Detailed in a paper published last year in Analyst, the researchers' technique uses hydrazide-functionalized gold nanoparticles to capture glycosylated peptides in biological samples for analysis. Using an Agilent HPLC chip and Q-TOF mass spec, Lee and his team determined that these particles captured glycopeptides with greater than 90 percent specificity, demonstrating, they wrote, that they are suitable for high-throughput analysis of glycoproteins.
The announcement marks Agilent's second glycomics collaboration in recent years with a South Korean institution. Last year, the firm signed a deal with Korea's Chungnam National University to develop new applications and tools for glycan analysis (GWDN 8/23/2011). That collaboration is being led by Grimm and Chungnam researcher Hyun Joo An. Under it, the university is developing glycomics training course for Agilent customers and employees and serving as a strategic glycomics reference site for the company.
Agilent isn't alone is pursuing glycomics collaborations in the region. Chungnam and An also have a deal with Bruker to develop MALDI-TOF-based methodologies for glycan analysis (GWDN 12/2/2012).

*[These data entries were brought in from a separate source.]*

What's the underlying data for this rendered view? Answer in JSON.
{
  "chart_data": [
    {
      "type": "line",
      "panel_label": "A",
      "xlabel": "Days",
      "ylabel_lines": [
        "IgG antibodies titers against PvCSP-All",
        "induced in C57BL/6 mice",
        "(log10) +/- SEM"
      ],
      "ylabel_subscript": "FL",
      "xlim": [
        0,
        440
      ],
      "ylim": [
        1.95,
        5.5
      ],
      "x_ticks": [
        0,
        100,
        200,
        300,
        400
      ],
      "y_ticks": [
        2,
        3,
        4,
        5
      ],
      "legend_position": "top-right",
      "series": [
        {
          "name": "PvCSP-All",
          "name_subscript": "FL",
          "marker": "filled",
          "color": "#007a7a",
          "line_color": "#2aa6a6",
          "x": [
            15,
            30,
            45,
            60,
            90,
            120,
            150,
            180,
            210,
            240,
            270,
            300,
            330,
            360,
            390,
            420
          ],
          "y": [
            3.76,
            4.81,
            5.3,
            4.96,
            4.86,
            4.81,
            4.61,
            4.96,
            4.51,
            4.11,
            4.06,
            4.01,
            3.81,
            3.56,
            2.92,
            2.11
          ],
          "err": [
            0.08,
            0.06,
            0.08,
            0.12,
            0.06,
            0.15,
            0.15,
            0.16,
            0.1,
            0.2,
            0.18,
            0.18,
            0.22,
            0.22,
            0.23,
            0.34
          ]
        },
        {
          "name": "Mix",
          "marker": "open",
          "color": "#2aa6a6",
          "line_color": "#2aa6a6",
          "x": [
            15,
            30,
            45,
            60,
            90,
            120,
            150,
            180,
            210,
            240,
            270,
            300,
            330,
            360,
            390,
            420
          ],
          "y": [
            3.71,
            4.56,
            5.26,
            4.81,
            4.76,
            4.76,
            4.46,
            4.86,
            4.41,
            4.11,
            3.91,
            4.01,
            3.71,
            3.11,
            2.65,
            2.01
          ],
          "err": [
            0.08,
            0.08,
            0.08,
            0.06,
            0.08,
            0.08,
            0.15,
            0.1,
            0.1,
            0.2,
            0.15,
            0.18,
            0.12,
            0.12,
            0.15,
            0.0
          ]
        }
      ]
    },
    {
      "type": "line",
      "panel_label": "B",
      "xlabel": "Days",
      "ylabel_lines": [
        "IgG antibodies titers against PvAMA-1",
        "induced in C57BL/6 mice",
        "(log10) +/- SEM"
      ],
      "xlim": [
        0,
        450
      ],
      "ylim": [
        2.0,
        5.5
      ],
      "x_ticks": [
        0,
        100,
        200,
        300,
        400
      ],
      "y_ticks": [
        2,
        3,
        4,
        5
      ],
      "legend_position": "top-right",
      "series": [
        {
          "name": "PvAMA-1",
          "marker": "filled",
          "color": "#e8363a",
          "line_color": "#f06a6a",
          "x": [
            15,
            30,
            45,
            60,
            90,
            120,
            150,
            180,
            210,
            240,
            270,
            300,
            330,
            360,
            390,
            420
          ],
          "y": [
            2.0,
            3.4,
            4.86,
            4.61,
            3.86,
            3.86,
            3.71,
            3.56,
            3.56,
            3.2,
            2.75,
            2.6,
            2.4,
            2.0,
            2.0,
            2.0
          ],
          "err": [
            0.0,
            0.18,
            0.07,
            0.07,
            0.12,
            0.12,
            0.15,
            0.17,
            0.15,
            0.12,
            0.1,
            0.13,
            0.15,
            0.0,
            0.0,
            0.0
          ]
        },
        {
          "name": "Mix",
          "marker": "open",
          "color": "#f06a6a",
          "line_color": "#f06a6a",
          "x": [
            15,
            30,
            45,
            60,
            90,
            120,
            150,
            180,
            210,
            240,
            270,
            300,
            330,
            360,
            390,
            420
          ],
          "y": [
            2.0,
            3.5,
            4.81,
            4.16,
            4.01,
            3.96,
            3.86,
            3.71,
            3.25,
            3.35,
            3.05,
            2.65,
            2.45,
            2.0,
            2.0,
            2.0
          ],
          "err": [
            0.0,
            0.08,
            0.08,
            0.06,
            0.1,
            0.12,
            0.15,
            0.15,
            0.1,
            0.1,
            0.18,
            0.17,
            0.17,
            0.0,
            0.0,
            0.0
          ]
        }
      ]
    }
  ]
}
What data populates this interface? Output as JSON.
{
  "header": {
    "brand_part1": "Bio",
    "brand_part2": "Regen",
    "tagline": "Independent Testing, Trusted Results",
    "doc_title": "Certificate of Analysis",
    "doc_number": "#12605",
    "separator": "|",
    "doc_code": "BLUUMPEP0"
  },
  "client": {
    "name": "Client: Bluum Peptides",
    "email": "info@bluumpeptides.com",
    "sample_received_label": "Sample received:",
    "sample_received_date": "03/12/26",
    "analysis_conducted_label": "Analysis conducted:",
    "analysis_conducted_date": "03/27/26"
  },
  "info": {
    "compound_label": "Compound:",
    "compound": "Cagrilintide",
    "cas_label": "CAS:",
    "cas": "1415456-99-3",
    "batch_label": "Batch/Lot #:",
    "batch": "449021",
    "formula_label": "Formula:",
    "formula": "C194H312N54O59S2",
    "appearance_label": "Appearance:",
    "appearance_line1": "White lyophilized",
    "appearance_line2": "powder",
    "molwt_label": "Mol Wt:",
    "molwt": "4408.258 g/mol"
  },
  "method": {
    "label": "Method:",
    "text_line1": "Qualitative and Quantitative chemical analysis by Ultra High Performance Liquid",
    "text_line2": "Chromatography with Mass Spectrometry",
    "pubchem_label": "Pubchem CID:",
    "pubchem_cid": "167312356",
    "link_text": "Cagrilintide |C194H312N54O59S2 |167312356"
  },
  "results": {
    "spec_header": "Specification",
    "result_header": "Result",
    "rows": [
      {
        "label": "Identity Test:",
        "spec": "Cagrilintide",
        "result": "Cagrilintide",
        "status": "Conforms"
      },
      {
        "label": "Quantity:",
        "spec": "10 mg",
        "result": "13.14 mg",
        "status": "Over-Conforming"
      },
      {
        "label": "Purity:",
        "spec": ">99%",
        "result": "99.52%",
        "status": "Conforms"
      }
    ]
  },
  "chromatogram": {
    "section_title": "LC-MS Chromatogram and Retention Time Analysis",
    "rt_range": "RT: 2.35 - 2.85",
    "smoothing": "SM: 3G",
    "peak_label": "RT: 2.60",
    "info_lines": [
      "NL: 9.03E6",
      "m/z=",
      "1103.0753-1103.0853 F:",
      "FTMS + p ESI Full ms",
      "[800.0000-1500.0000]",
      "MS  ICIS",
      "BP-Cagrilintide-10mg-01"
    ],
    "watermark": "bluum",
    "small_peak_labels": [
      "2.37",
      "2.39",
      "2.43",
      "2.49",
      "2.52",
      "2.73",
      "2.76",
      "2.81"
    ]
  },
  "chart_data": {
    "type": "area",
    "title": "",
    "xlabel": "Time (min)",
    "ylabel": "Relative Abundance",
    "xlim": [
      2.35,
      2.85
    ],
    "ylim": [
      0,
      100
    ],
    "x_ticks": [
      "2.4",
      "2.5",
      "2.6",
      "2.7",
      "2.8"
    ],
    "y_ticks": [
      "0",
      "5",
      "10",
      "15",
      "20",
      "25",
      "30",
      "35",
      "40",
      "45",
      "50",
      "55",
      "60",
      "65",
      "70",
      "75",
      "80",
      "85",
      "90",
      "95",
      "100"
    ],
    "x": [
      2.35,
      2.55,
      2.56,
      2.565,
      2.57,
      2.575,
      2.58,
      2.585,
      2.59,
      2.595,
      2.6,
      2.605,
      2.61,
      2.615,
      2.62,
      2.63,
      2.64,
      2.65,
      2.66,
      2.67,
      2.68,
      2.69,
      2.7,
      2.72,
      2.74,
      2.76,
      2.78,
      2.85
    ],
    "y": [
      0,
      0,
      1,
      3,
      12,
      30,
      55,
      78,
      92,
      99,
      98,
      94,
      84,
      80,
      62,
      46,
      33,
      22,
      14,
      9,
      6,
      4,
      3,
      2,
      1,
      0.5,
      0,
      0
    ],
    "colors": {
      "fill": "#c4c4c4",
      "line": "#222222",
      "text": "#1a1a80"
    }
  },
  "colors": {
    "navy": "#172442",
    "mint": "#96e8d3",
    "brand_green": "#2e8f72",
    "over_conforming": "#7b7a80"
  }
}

Bruker also recently released its GlycoQuest glycan search engine software for mass spec-based glycomics and glycoproteomics research. Other mass spec vendors have likewise staked out a presence in the glycomics space – several of them, including Waters and Thermo Fisher Scientific, through co-marketing deals with informatics firm Premier Biosoft for that company's SimGlycan glycomics software.
In addition to the Gachon glycoproteomics collaboration, Agilent also announced this week an agreement with Seoul's Samsung Medical Center to use Agilent instruments for clinical research, including protein biomarker work.
The parties said that the center's Department of Laboratory Medicine & Genetics Research will use Agilent's 6530 Q-TOF and 6430 triple quadrupole mass specs. According to a statement by Sung-Hwa Hong, the center's executive vice president of research and development, the collaboration will include work on "the discovery and validation of protein biomarkers for applications in clinical trials… and assay development for a tumor marker for certain cancers and diseases."
In addition, researchers from both Samsung Medical Center and Agilent plan to work on joint research projects that "evaluate novel and powerful analytical technologies for future uses in clinical environments," Grimm said in a statement.